Posted by Geraldine Hunt on Tue, Mar 6th, 2012

There are no silver bullets against security threats.

In folklore, silver bullets are the only ones supposed to be effective against witches and werewolves. Unfortunately for system administrators, silver bullets have never made it beyond the world of folklore. In particular, they do not exist to protect against security threats.

One can use the best spam-filter only to find out their best friend's account is being used to send spam which then makes it through the filter.
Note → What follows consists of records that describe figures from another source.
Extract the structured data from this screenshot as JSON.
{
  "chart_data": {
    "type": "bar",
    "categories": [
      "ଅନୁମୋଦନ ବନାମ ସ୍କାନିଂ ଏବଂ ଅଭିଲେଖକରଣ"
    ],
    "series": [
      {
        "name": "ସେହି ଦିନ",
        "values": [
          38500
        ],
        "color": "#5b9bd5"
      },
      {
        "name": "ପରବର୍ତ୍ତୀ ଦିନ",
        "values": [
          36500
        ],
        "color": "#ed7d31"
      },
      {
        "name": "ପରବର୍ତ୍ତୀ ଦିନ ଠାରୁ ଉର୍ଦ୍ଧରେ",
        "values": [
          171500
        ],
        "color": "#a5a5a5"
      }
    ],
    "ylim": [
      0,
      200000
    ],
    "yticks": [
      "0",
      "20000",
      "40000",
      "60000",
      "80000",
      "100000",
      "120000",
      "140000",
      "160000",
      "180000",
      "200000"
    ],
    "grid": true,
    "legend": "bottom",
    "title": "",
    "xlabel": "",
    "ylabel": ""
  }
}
One can have the best anti-malware technology, only to become victim of a targeted malware attack using a zero-day exploit.

One's important data may be stored on a machine without Internet connection, only for one to discover an employee taking the hard drives upon leaving the company.

Some very basic step go a long way to keep threats at bay

A recent report  from M86 shows there is a very basic step sysadmins can take to keep most threats at bay. According to the report, the most observed web exploit used an ActiveX vulnerability in Internet Explorer that was discovered, and subsequently patched, in 2006. 2006! In 2006, we didn't have iPhones or iPads, Barack Obama was a promising senator and countries' GDP just grew magically.

And this ActiveX vulnerability is no exception: all other popular exploits are several years old, one even dates back to 2002. Sophos reported a 14-month old vulnerability that is still actively being exploited, while Symantec  said it has seen a rise in malicious PDF spam that exploits a vulnerability patched in March 2010.

Patch, Patch, Patch

For once, the solution to these threats is simple: patch. Patch your operating systems and patch your software. Including those programs that you rarely use or that you don't think anyone will bother finding vulnerabilities in, because eventually they will. It is patch or be pwned.

Note : This article comes courtesy of Martijn Grooten who works for Virus Bulletin in the UK, where he runs comparative anti-spam tests.